CHP2 Modifies Chronic Pseudomonas aeruginosa Airway Infection Risk in Cystic Fibrosis

Ann Am Thorac Soc. 2025 Jan 2. doi: 10.1513/AnnalsATS.202408-868OC. Online ahead of print.

Abstract

Rationale: Chronic Pseudomonas aeruginosa (Pa) airway infection is common and a key contributor to diminished lung function and early mortality in persons with cystic fibrosis (PwCF). Risk factors for chronic Pa among PwCF include cystic fibrosis transmembrane conductance regulator genotype, genetic modifiers, and environmental factors. Intensive antibiotic therapy and highly effective modulators do not eradicate Pa in most adolescents and adults with cystic fibrosis.

Objective: To identify new genetic modifiers contributing to the pathophysiology of chronic Pa infection in PwCF.

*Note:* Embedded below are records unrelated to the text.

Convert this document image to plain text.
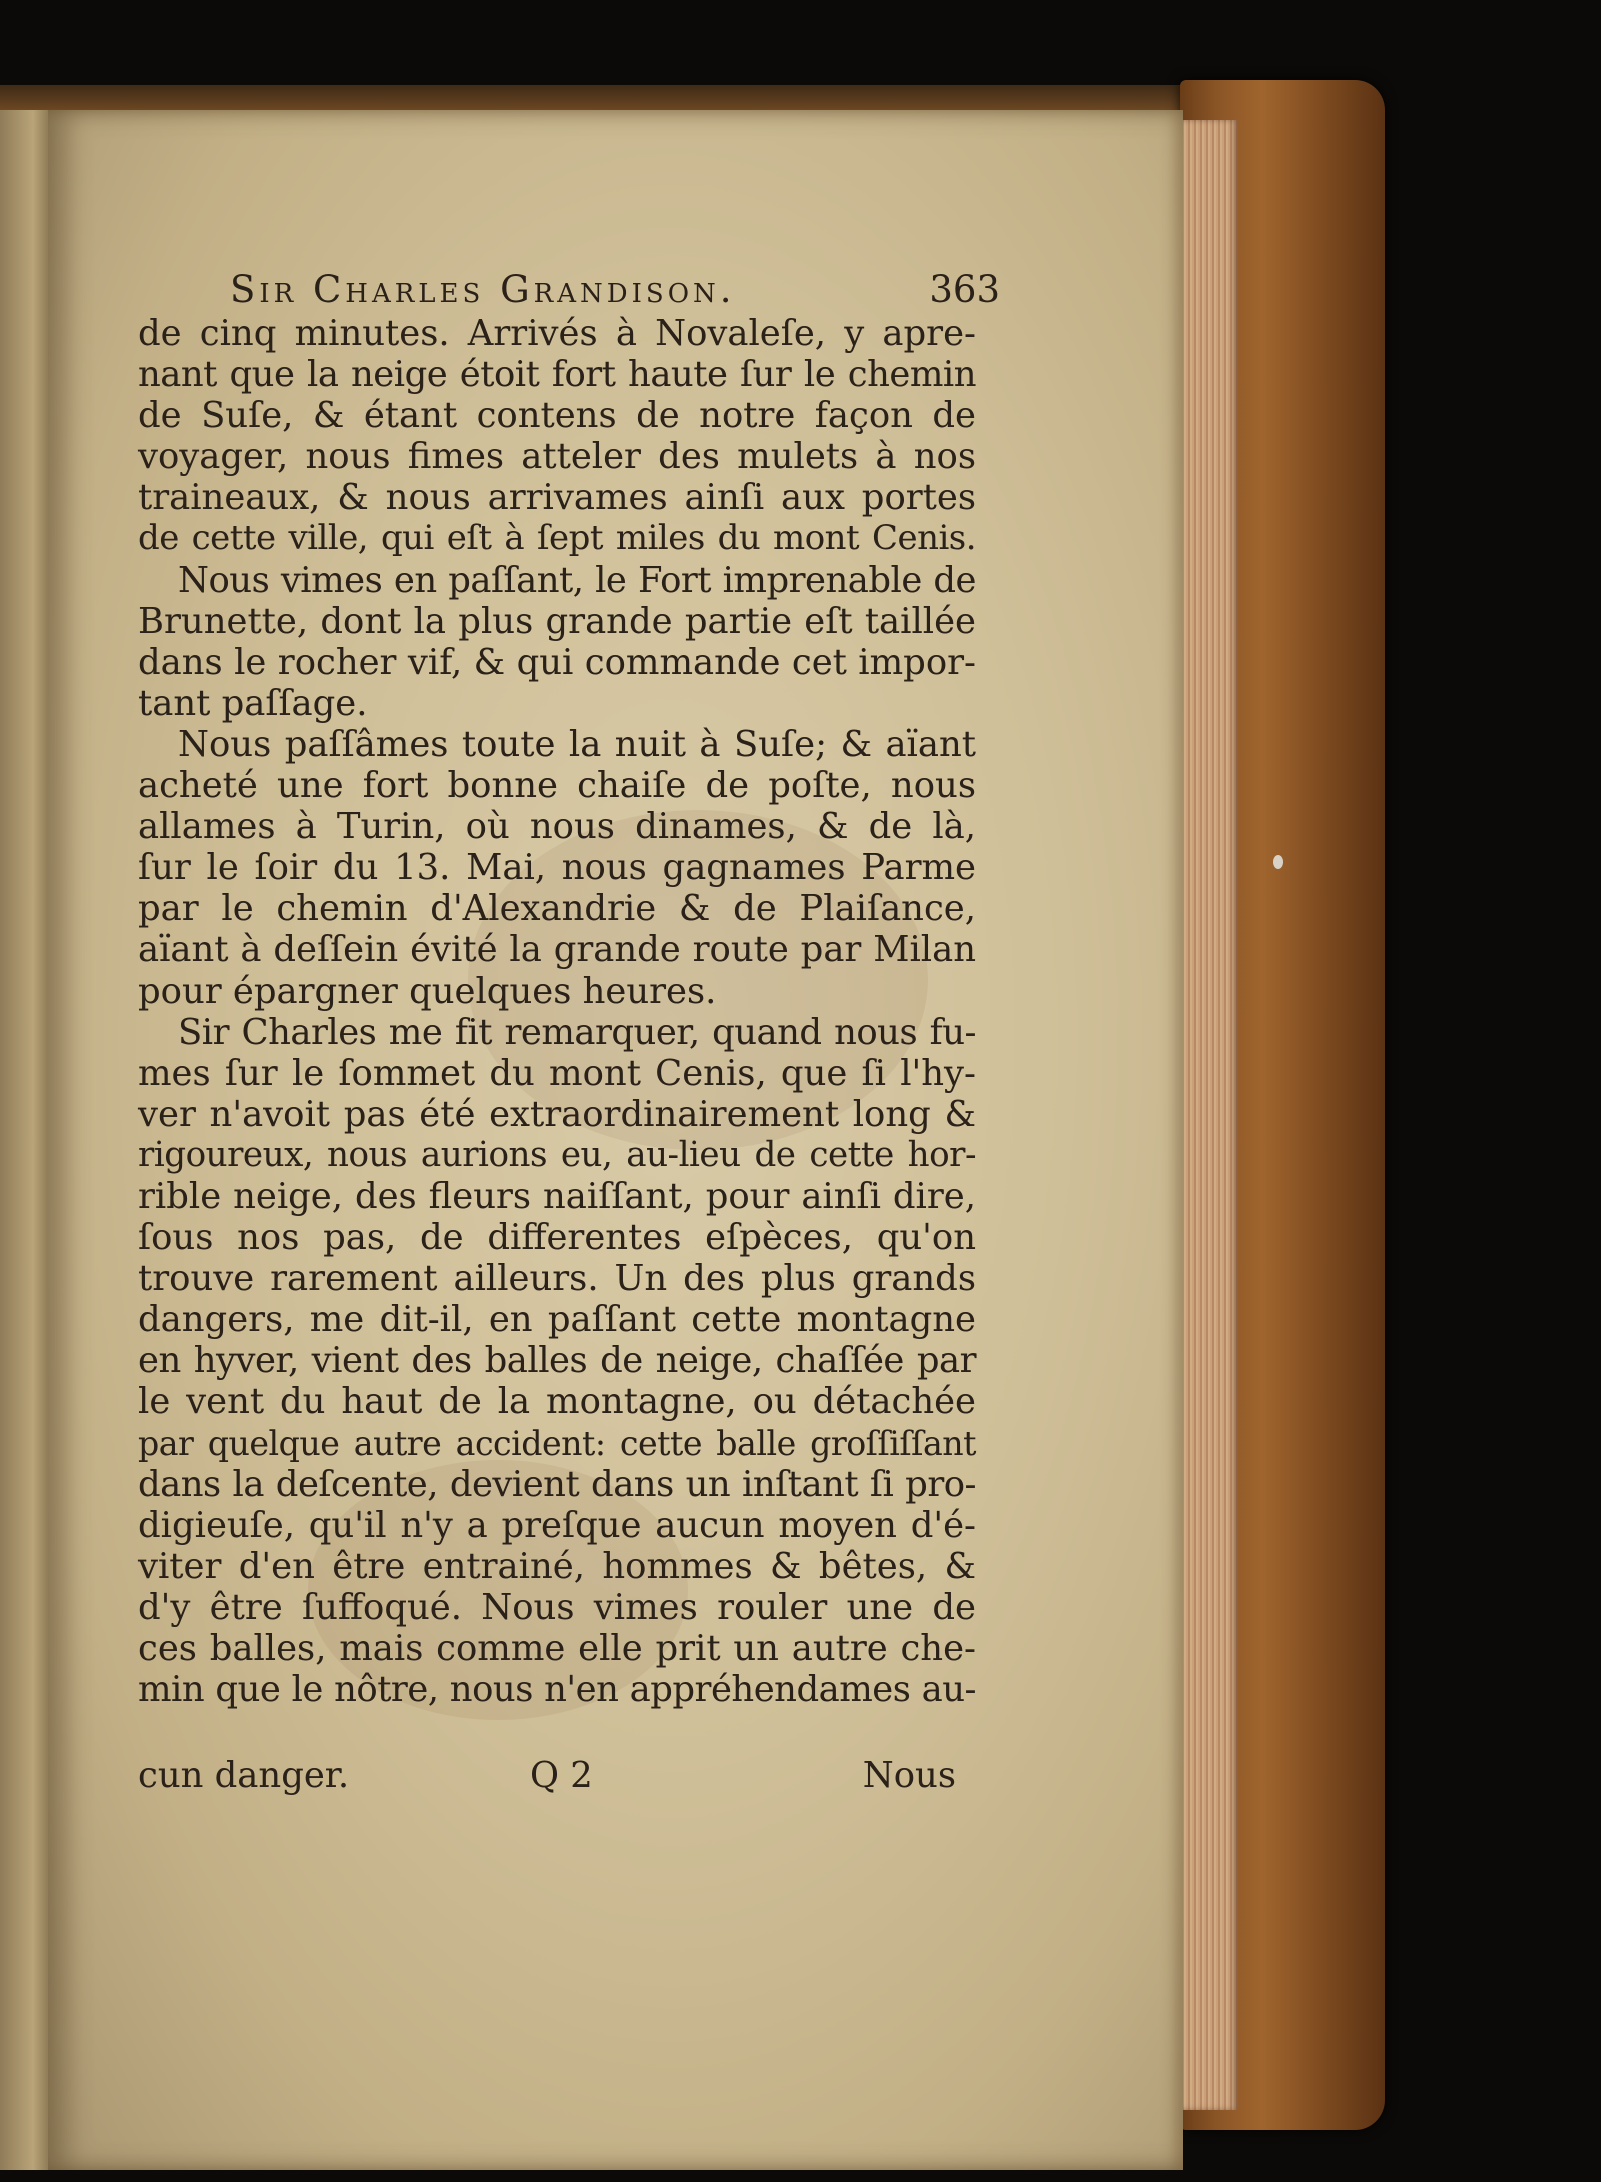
Sir Charles Grandison.	363
de cinq minutes. Arrivés à Novaleſe, y apre-
nant que la neige étoit fort haute ſur le chemin
de Suſe, & étant contens de notre façon de
voyager, nous fimes atteler des mulets à nos
traineaux, & nous arrivames ainſi aux portes
de cette ville, qui eſt à ſept miles du mont Cenis.
Nous vimes en paſſant, le Fort imprenable de
Brunette, dont la plus grande partie eſt taillée
dans le rocher vif, & qui commande cet impor-
tant paſſage.
Nous paſſâmes toute la nuit à Suſe; & aïant
acheté une fort bonne chaiſe de poſte, nous
allames à Turin, où nous dinames, & de là,
ſur le ſoir du 13. Mai, nous gagnames Parme
par le chemin d'Alexandrie & de Plaiſance,
aïant à deſſein évité la grande route par Milan
pour épargner quelques heures.
Sir Charles me fit remarquer, quand nous fu-
mes ſur le ſommet du mont Cenis, que ſi l'hy-
ver n'avoit pas été extraordinairement long &
rigoureux, nous aurions eu, au-lieu de cette hor-
rible neige, des fleurs naiſſant, pour ainſi dire,
ſous nos pas, de differentes eſpèces, qu'on
trouve rarement ailleurs. Un des plus grands
dangers, me dit-il, en paſſant cette montagne
en hyver, vient des balles de neige, chaſſée par
le vent du haut de la montagne, ou détachée
par quelque autre accident: cette balle groſſiſſant
dans la deſcente, devient dans un inſtant ſi pro-
digieuſe, qu'il n'y a preſque aucun moyen d'é-
viter d'en être entrainé, hommes & bêtes, &
d'y être ſuffoqué. Nous vimes rouler une de
ces balles, mais comme elle prit un autre che-
min que le nôtre, nous n'en appréhendames au-
cun danger.	Q 2	Nous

Methods: 4,945 participants in the CF Genome Project with whole genome sequencing linked to longitudinal clinical data from the 2017 CF Foundation Patient Registry were used to conduct a time-to-event genome-wide association study using two definitions of chronic Pa infection.

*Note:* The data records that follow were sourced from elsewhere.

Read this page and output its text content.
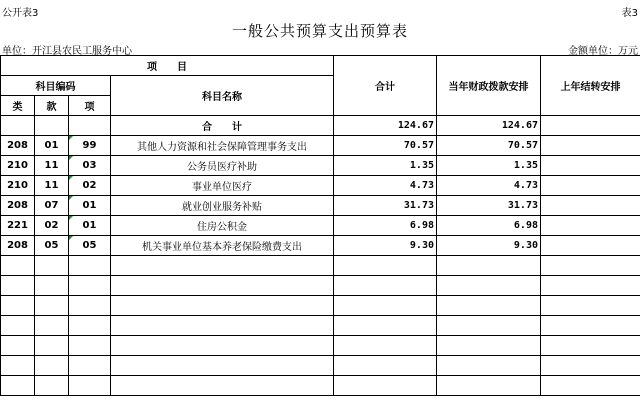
公开表3	表3
一般公共预算支出预算表
单位：开江县农民工服务中心	金额单位：万元
项　　目				合计	当年财政拨款安排	上年结转安排
科目编码			科目名称			
类	款	项				
			合　　计	124.67	124.67	
208	01	99	其他人力资源和社会保障管理事务支出	70.57	70.57	
210	11	03	公务员医疗补助	1.35	1.35	
210	11	02	事业单位医疗	4.73	4.73	
208	07	01	就业创业服务补贴	31.73	31.73	
221	02	01	住房公积金	6.98	6.98	
208	05	05	机关事业单位基本养老保险缴费支出	9.30	9.30	
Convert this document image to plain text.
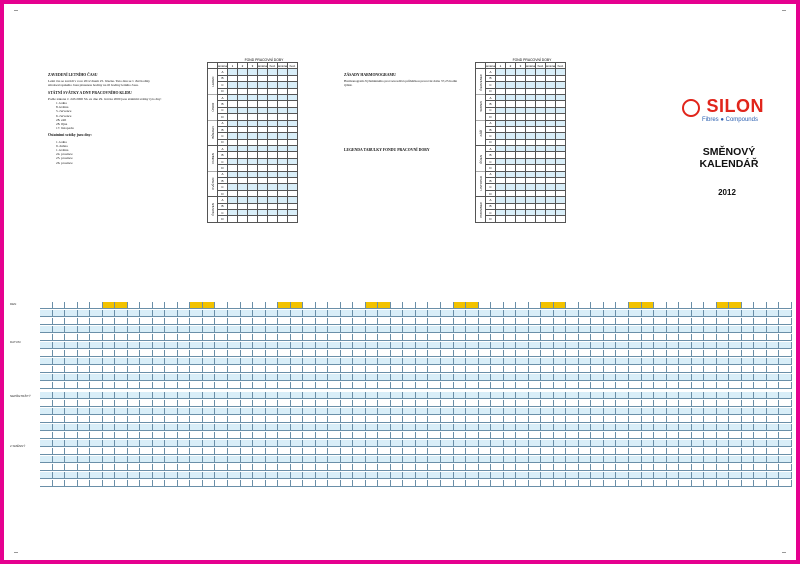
ZAVEDENÍ LETNÍHO ČASU
Letní čas se zavádí v roce 2012 dnem 25. března. Tuto dnu se v dvě hodiny středoevropského času přesunou hodiny na tři hodiny letního času.
STÁTNÍ SVÁTKY A DNY PRACOVNÍHO KLIDU
Podle zákona č. 245/2000 Sb. ze dne 29. června 2000 jsou státními svátky tyto dny:
1. ledna
8. května
5. července
6. července
28. září
28. října
17. listopadu
Ostatními svátky jsou dny:
1. ledna
9. dubna
1. května
24. prosince
25. prosince
26. prosince
FOND PRACOVNÍ DOBY
	směna	1	2	3	směna	hod.	směna	hod.
LEDEN	A							
	B							
	C							
	D							
ÚNOR	A							
	B							
	C							
	D							
BŘEZEN	A							
	B							
	C							
	D							
DUBEN	A							
	B							
	C							
	D							
KVĚTEN	A							
	B							
	C							
	D							
ČERVEN	A							
	B							
	C							
	D							
ZÁSADY HARMONOGRAMU
Harmonogram čtyřsměnného provozu udává průběžnou pracovní dobu 37,25 hodin týdně.
LEGENDA TABULKY FONDU PRACOVNÍ DOBY
FOND PRACOVNÍ DOBY
	směna	1	2	3	směna	hod.	směna	hod.
ČERVENEC	A							
	B							
	C							
	D							
SRPEN	A							
	B							
	C							
	D							
ZÁŘÍ	A							
	B							
	C							
	D							
ŘÍJEN	A							
	B							
	C							
	D							
LISTOPAD	A							
	B							
	C							
	D							
PROSINEC	A							
	B							
	C							
	D							
SILON
Fibres ● Compounds
SMĚNOVÝ
KALENDÁŘ
2012
DEN
DATUM
NEPŘETRŽITÝ
2 SMĚNNÝ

Main results: We identified a genome-wide significant association (p=2.2E-8) between delayed onset of chronic Pa infection and rs194810, a common variant near the gene CHP2 which encodes calcineurin B homolog protein 2 (minor A allele frequency 43%). Survival curves by rs198410 allele dosage show that PwCF homozygous for the A allele are an average of 3 years older when achieving chronic Pa infection compared to G allele homozygotes.

Conclusion: Variants near CHP2 are associated with a significant delay in the age of chronic Pa infection in PwCF.